🤖 AI Summary
Existing cooperative perception datasets are often limited to single intersections or individual vehicles, resulting in insufficient scene diversity, model overfitting, and biased benchmarking. To address this, we introduce the first real-world cooperative perception dataset encompassing multiple intersections, vehicles, and roadside infrastructure—collected across three representative urban intersections in Ingolstadt, Germany. The system integrates 12 onboard RGB cameras, 2 onboard LiDARs, 17 roadside thermal cameras, and 12 roadside LiDARs; all sequences are spatiotemporally synchronized and annotated with 3D bounding boxes. The dataset comprises 34 synchronized 20-second sequences (~712k frames), covering 10 traffic object classes. We also release high-definition maps, a digital twin simulation environment, and an open-source codebase. This dataset significantly enhances cross-scenario generalization evaluation and establishes a more robust, realistic benchmark for vehicle-infrastructure cooperative perception algorithms.
📝 Abstract
Recent cooperative perception datasets have played a crucial role in advancing smart mobility applications by enabling information exchange between intelligent agents, helping to overcome challenges such as occlusions and improving overall scene understanding. While some existing real-world datasets incorporate both vehicle-to-vehicle and vehicle-to-infrastructure interactions, they are typically limited to a single intersection or a single vehicle. A comprehensive perception dataset featuring multiple connected vehicles and infrastructure sensors across several intersections remains unavailable, limiting the benchmarking of algorithms in diverse traffic environments. Consequently, overfitting can occur, and models may demonstrate misleadingly high performance due to similar intersection layouts and traffic participant behavior. To address this gap, we introduce UrbanIng-V2X, the first large-scale, multi-modal dataset supporting cooperative perception involving vehicles and infrastructure sensors deployed across three urban intersections in Ingolstadt, Germany. UrbanIng-V2X consists of 34 temporally aligned and spatially calibrated sensor sequences, each lasting 20 seconds.

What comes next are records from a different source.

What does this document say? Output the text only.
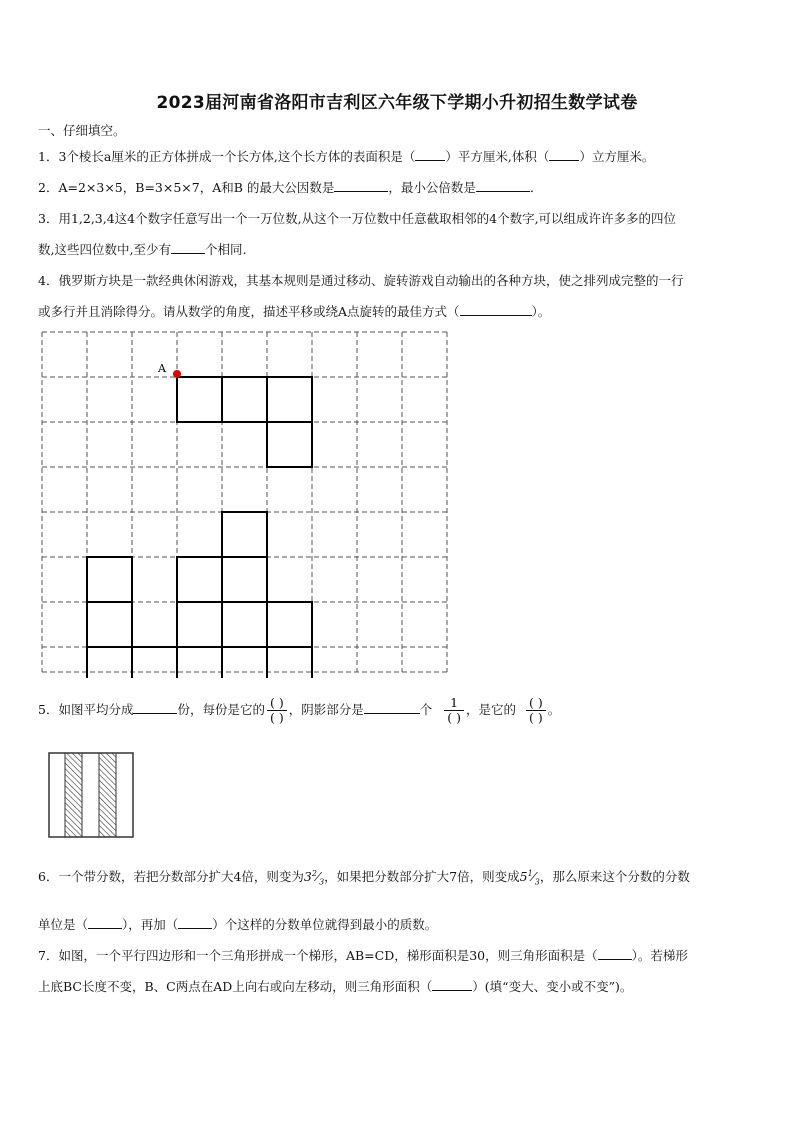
2023届河南省洛阳市吉利区六年级下学期小升初招生数学试卷
一、仔细填空。
1．3个棱长a厘米的正方体拼成一个长方体,这个长方体的表面积是（ ）平方厘米,体积（ ）立方厘米。
2．A=2×3×5，B=3×5×7，A和B 的最大公因数是	，最小公倍数是	．
3．用1,2,3,4这4个数字任意写出一个一万位数,从这个一万位数中任意截取相邻的4个数字,可以组成许许多多的四位
数,这些四位数中,至少有	个相同.
4．俄罗斯方块是一款经典休闲游戏，其基本规则是通过移动、旋转游戏自动输出的各种方块，使之排列成完整的一行
或多行并且消除得分。请从数学的角度，描述平移或绕A点旋转的最佳方式（	）。
A
5．如图平均分成	份，每份是它的 $\frac{( )}{( )}$ ，阴影部分是	个 $\frac{1}{( )}$ ，是它的 $\frac{( )}{( )}$ 。
6．一个带分数，若把分数部分扩大4倍，则变为$3^2⁄_3$，如果把分数部分扩大7倍，则变成$5^1⁄_3$，那么原来这个分数的分数
单位是（	），再加（	）个这样的分数单位就得到最小的质数。
7．如图，一个平行四边形和一个三角形拼成一个梯形，AB=CD，梯形面积是30，则三角形面积是（	）。若梯形
上底BC长度不变，B、C两点在AD上向右或向左移动，则三角形面积（	）(填“变大、变小或不变”)。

All sequences contain recordings from one of three intersections, involving two vehicles and up to three infrastructure-mounted sensor poles operating in coordinated scenarios. In total, UrbanIng-V2X provides data from 12 vehicle-mounted RGB cameras, 2 vehicle LiDARs, 17 infrastructure thermal cameras, and 12 infrastructure LiDARs. All sequences are annotated at a frequency of 10 Hz with 3D bounding boxes spanning 13 object classes, resulting in approximately 712k annotated instances across the dataset. We provide comprehensive evaluations using state-of-the-art cooperative perception methods and publicly release the codebase, dataset, HD map, and a digital twin of the complete data collection environment.